Les rubriques pour l'administration des sacrements avaient été traduites en français. Cette innovation, qui ne rappelle que trop, dans un pareil livre et de la part de semblables auteurs, le système qui avait produit la traduction du missel, était très significative, et occupa beaucoup le public. Quel autre motif, en effet, pouvait-on avoir eu de traduire en langue vulgaire des détails dont la connaissance est exclusivement réservée aux prêtres, sinon le désir de témoigner de la sympathie aux partisans de la langue vulgaire dans les offices ? Autrement, quelle insulte faite au clergé, de supposer nécessaire pour son usage la traduction des règles les plus familières ! quelle témérité inouïe d'exposer à la profanation les rites les plus vénérables, en soumettant aux yeux profanes la manière mystérieuse de procéder en les accomplissant ! Cette innovation renversait donc à plaisir tous les principes, et montrait ce qu'on pouvait attendre du parti. Nous le verrons bientôt franchir toutes les limites, et pousser à l'usage absolu de la langue vulgaire. Au reste, l'exemple du Rituel d'Alet ne tarda pas à être suivi dans plusieurs diocèses. Dès 1677, Le Tellier, i archevêque de Reims, donna un rituel à rubriques françaises : on en compte encore aujourd'hui, en France, un certain nombre.
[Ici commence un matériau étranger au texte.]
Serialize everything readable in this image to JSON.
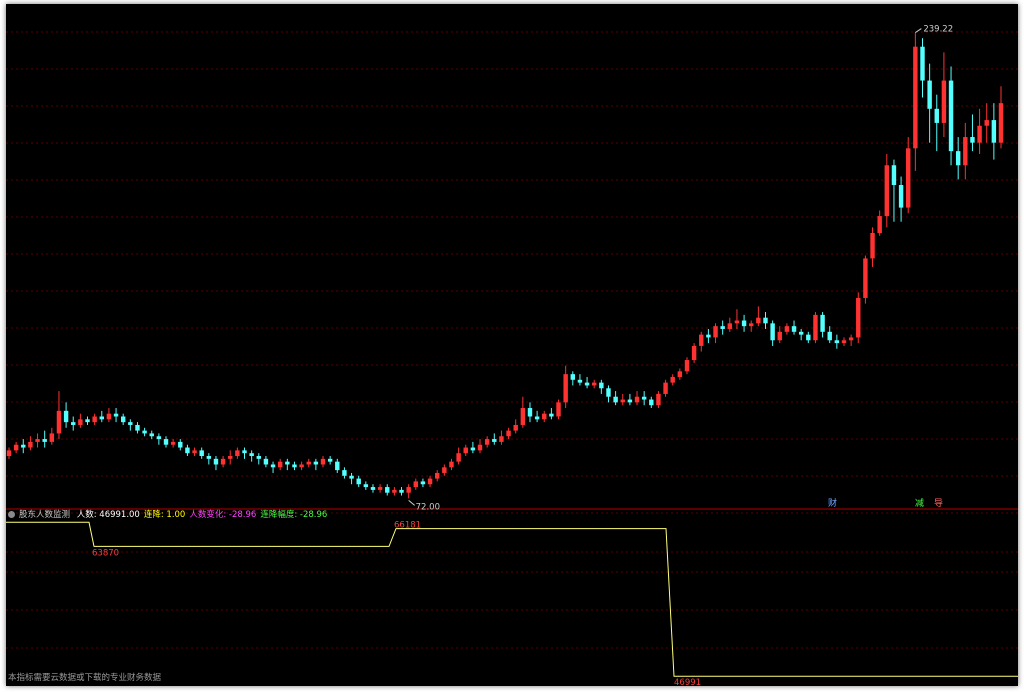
{
  "colors": {
    "up": "#ff3232",
    "down": "#54ffff",
    "grid": "#5a0000",
    "panel_divider": "#b40000",
    "indicator_line": "#ffff7a",
    "label_red": "#ff3c3c"
  },
  "price_panel": {
    "high_label": "239.22",
    "low_label": "72.00",
    "marker_cai": "财",
    "marker_jian": "减",
    "marker_dao": "导"
  },
  "indicator_panel": {
    "name": "股东人数监测",
    "items": [
      {
        "label": "人数: 46991.00",
        "color": "#ffffff"
      },
      {
        "label": "连降: 1.00",
        "color": "#ffff00"
      },
      {
        "label": "人数变化: -28.96",
        "color": "#ff44ff"
      },
      {
        "label": "连降幅度: -28.96",
        "color": "#44ff44"
      }
    ],
    "level_labels": [
      "63870",
      "66181",
      "46991"
    ]
  },
  "footnote": "本指标需要云数据或下载的专业财务数据",
  "chart_data": {
    "type": "candlestick",
    "y_high_marker": 239.22,
    "y_low_marker": 72.0,
    "ylim": [
      70,
      245
    ],
    "candles": [
      [
        87,
        89,
        86,
        90
      ],
      [
        89,
        91,
        88,
        92
      ],
      [
        91,
        90,
        88,
        93
      ],
      [
        90,
        92,
        89,
        94
      ],
      [
        92,
        93,
        90,
        95
      ],
      [
        93,
        92,
        90,
        96
      ],
      [
        92,
        95,
        91,
        97
      ],
      [
        95,
        103,
        93,
        110
      ],
      [
        103,
        99,
        97,
        106
      ],
      [
        99,
        98,
        96,
        101
      ],
      [
        98,
        100,
        97,
        102
      ],
      [
        100,
        99,
        98,
        101
      ],
      [
        99,
        101,
        98,
        102
      ],
      [
        101,
        100,
        99,
        103
      ],
      [
        100,
        102,
        99,
        104
      ],
      [
        102,
        101,
        99,
        104
      ],
      [
        101,
        99,
        98,
        102
      ],
      [
        99,
        98,
        96,
        100
      ],
      [
        98,
        96,
        95,
        99
      ],
      [
        96,
        95,
        94,
        97
      ],
      [
        95,
        94,
        93,
        96
      ],
      [
        94,
        93,
        91,
        95
      ],
      [
        93,
        91,
        90,
        94
      ],
      [
        91,
        92,
        90,
        93
      ],
      [
        92,
        90,
        89,
        93
      ],
      [
        90,
        88,
        87,
        91
      ],
      [
        88,
        89,
        87,
        90
      ],
      [
        89,
        87,
        86,
        90
      ],
      [
        87,
        86,
        84,
        88
      ],
      [
        86,
        84,
        82,
        87
      ],
      [
        84,
        86,
        83,
        87
      ],
      [
        86,
        87,
        84,
        89
      ],
      [
        87,
        89,
        86,
        90
      ],
      [
        89,
        88,
        86,
        90
      ],
      [
        88,
        87,
        85,
        89
      ],
      [
        87,
        86,
        84,
        88
      ],
      [
        86,
        84,
        83,
        87
      ],
      [
        84,
        83,
        81,
        85
      ],
      [
        83,
        85,
        82,
        86
      ],
      [
        85,
        84,
        82,
        86
      ],
      [
        84,
        83,
        82,
        85
      ],
      [
        83,
        84,
        82,
        85
      ],
      [
        84,
        85,
        83,
        86
      ],
      [
        85,
        84,
        82,
        86
      ],
      [
        84,
        86,
        83,
        87
      ],
      [
        86,
        85,
        84,
        87
      ],
      [
        85,
        82,
        81,
        86
      ],
      [
        82,
        80,
        79,
        83
      ],
      [
        80,
        79,
        77,
        81
      ],
      [
        79,
        77,
        76,
        80
      ],
      [
        77,
        76,
        75,
        78
      ],
      [
        76,
        75,
        74,
        77
      ],
      [
        75,
        76,
        74,
        77
      ],
      [
        76,
        74,
        73,
        77
      ],
      [
        74,
        75,
        73,
        76
      ],
      [
        75,
        74,
        73,
        76
      ],
      [
        74,
        76,
        72,
        77
      ],
      [
        76,
        78,
        75,
        79
      ],
      [
        78,
        77,
        76,
        79
      ],
      [
        77,
        79,
        76,
        80
      ],
      [
        79,
        81,
        78,
        82
      ],
      [
        81,
        83,
        80,
        84
      ],
      [
        83,
        85,
        82,
        86
      ],
      [
        85,
        88,
        84,
        90
      ],
      [
        88,
        90,
        87,
        91
      ],
      [
        90,
        89,
        88,
        92
      ],
      [
        89,
        91,
        88,
        93
      ],
      [
        91,
        93,
        90,
        94
      ],
      [
        93,
        92,
        91,
        95
      ],
      [
        92,
        94,
        91,
        96
      ],
      [
        94,
        96,
        93,
        97
      ],
      [
        96,
        98,
        95,
        100
      ],
      [
        98,
        104,
        97,
        108
      ],
      [
        104,
        101,
        99,
        106
      ],
      [
        101,
        100,
        99,
        103
      ],
      [
        100,
        102,
        99,
        103
      ],
      [
        102,
        101,
        100,
        104
      ],
      [
        101,
        106,
        100,
        107
      ],
      [
        106,
        116,
        104,
        119
      ],
      [
        116,
        114,
        112,
        117
      ],
      [
        114,
        113,
        112,
        116
      ],
      [
        113,
        112,
        111,
        115
      ],
      [
        112,
        113,
        111,
        114
      ],
      [
        113,
        111,
        109,
        114
      ],
      [
        111,
        108,
        106,
        112
      ],
      [
        108,
        106,
        105,
        110
      ],
      [
        106,
        107,
        105,
        109
      ],
      [
        107,
        106,
        105,
        109
      ],
      [
        106,
        108,
        105,
        110
      ],
      [
        108,
        107,
        105,
        110
      ],
      [
        107,
        105,
        104,
        108
      ],
      [
        105,
        109,
        104,
        110
      ],
      [
        109,
        113,
        108,
        114
      ],
      [
        113,
        115,
        112,
        116
      ],
      [
        115,
        117,
        114,
        118
      ],
      [
        117,
        121,
        116,
        122
      ],
      [
        121,
        126,
        120,
        127
      ],
      [
        126,
        130,
        124,
        131
      ],
      [
        130,
        129,
        127,
        132
      ],
      [
        129,
        133,
        127,
        134
      ],
      [
        133,
        132,
        130,
        135
      ],
      [
        132,
        134,
        131,
        136
      ],
      [
        134,
        135,
        132,
        139
      ],
      [
        135,
        133,
        131,
        137
      ],
      [
        133,
        134,
        131,
        135
      ],
      [
        134,
        136,
        133,
        140
      ],
      [
        136,
        134,
        132,
        138
      ],
      [
        134,
        128,
        126,
        135
      ],
      [
        128,
        131,
        127,
        133
      ],
      [
        131,
        133,
        130,
        134
      ],
      [
        133,
        131,
        130,
        135
      ],
      [
        131,
        130,
        128,
        132
      ],
      [
        130,
        128,
        127,
        131
      ],
      [
        128,
        137,
        127,
        138
      ],
      [
        137,
        131,
        129,
        138
      ],
      [
        131,
        128,
        127,
        133
      ],
      [
        128,
        127,
        125,
        130
      ],
      [
        127,
        128,
        126,
        129
      ],
      [
        128,
        129,
        126,
        130
      ],
      [
        129,
        143,
        127,
        145
      ],
      [
        143,
        157,
        141,
        158
      ],
      [
        157,
        166,
        154,
        168
      ],
      [
        166,
        172,
        165,
        174
      ],
      [
        172,
        190,
        168,
        194
      ],
      [
        190,
        183,
        170,
        192
      ],
      [
        183,
        175,
        170,
        186
      ],
      [
        175,
        196,
        173,
        200
      ],
      [
        196,
        232,
        188,
        237
      ],
      [
        232,
        220,
        214,
        235
      ],
      [
        220,
        210,
        198,
        226
      ],
      [
        210,
        205,
        195,
        215
      ],
      [
        205,
        220,
        200,
        230
      ],
      [
        220,
        195,
        190,
        225
      ],
      [
        195,
        190,
        185,
        200
      ],
      [
        190,
        200,
        185,
        205
      ],
      [
        200,
        198,
        195,
        208
      ],
      [
        198,
        204,
        194,
        210
      ],
      [
        204,
        206,
        198,
        212
      ],
      [
        206,
        198,
        192,
        212
      ],
      [
        198,
        212,
        196,
        218
      ]
    ],
    "indicator_series": {
      "name": "人数",
      "values": [
        67000,
        67000,
        63870,
        63870,
        66181,
        66181,
        46991
      ]
    }
  }
}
Nous plaçons ici, en anticipant de quelques années, un fait qui rentre dans la même ligne que le Missel de Voisin, les Heures de Laval et le Rituel d'Alet ; c'est la publication de l'Année chrétienne, de Nicolas Letourneux. Cet ecclésiastique, étroitement lié avec Port-Royal, avança grandement les affaires du parti, en publiant certains ouvrages destinés à agir sur les fidèles dans le sens des principes dogmatiques et moraux de la secte. Il déposa cette semence dans son Catéchisme de la Pénitence, dans ses Principes et règles de la vie chrétienne ; dans son Explication littérale et morale de l'Epître de saint Paul aux Romains. Cherchant aussi à agir par la Liturgie, il publia en 1685 un livre sous ce titre : La meilleure manière d'entendre la Messe. C'est là qu'il prétendit, quoique sous une forme simplement historique, que, durant les dix premiers siècles, on avait toujours célébré la Messe à voix haute. Bientôt nous allons voir la secte antiliturgiste s'emparer de cette assertion historiquement fausse, et transformer en droit ce prétendu fait. Letourneux, avançant toujours, après avoir composé des Instructions sur les sept sacrements de l'Église et les cérémonies de la Messe, prépara une traduction du Bréviaire romain en français ; il paraît toutefois qu'il ne fut que le réviseur et non l'auteur même de la traduction, et il était déjà mort quand elle parut en 1688. Quoi qu'il en soit, sa connivence à cette œuvre n'en était pas moins la même. Le Bréviaire romain, traduit en français, fut censuré par sentence de l'official de Paris, en 1688, et, comme il était naturel, le docteur Antoine Arnauld en prit la défense.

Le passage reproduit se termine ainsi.